Gentil Pierre-Alain · Ständerat · 2005-03-10

Gentil Pierre-Alain · Ständerat · Jura · Sozialdemokratische Fraktion · 2005-03-10

Wortprotokoll

La minorité vous propose de rejeter la proposition de la majorité pour deux raisons principales.

La première est que cette proposition vient d'un raisonnement qui nous paraît tout à fait contestable. Tout au long de la discussion de la commission sur le programme d'économies que nous venons d'examiner dans ce conseil, une théorie a été lancée par les représentants de la majorité, théorie dite de la compensation. Autrement dit, il s'agissait, pour chaque point à propos duquel nous avions affaibli le projet initial du Conseil fédéral, de trouver des rubriques compensatoires. La proposition de la majorité d'économiser 50 millions de francs sur les frais de personnel n'a pas d'autre fondement que la constatation que les travaux de la commission ont conduit à un "manque" de 50 millions de francs par rapport au projet initial du Conseil fédéral. Nos collègues de la majorité nous ont dit qu'il fallait bien trouver ces 50 millions de francs quelque part. On aurait pu les trouver dans une rubrique quelconque; la proposition a simplement été faite de les prendre sur le volume des dépenses liées au personnel. Cela semble être une mesure discutable, d'abord parce qu'elle est totalement arbitraire: si les travaux de la commission avaient conduit à un "minus" de 65 millions de francs, aurait-on proposé d'économiser 65 millions de francs sur le personnel? Et par ailleurs, pourquoi a-t-on choisi le personnel et pas une autre rubrique? C'est un élément qui reste à déterminer. Donc, pour une première raison, à savoir un montant et une rubrique arbitraires, nous vous proposons de rejeter cette proposition.
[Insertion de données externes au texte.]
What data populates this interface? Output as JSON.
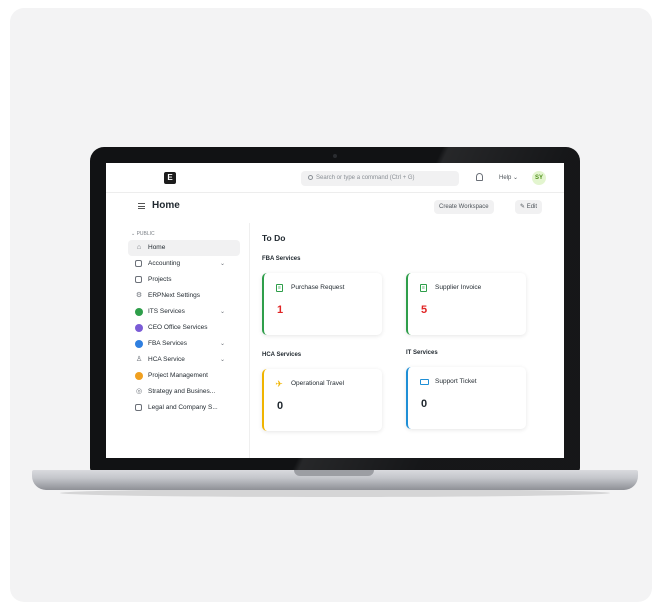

La deuxième raison qui nous conduit à vous proposer de rejeter cette proposition est plus complexe. Cette restriction de 50 millions de francs sur le volume des dépenses du personnel constitue une immixtion du Parlement dans les relations qu'entretiennent ou que devraient entretenir le Conseil fédéral et les associations de personnel. Il y a une négociation permanente sur les salaires entre le Conseil fédéral et les partenaires sociaux, et tout à coup, sans que rien ne le justifie, le Parlement donne l'ordre au gouvernement d'économiser 50 millions de francs sans que cette proposition ait pu être négociée avec les associations de personnel. Cela nuit à la qualité des relations entre le Conseil fédéral et les associations de personnel et, encore une fois, cela repose sur une base qui est totalement arbitraire.

Nous vous invitons, en conséquence, à rejeter la proposition de la majorité.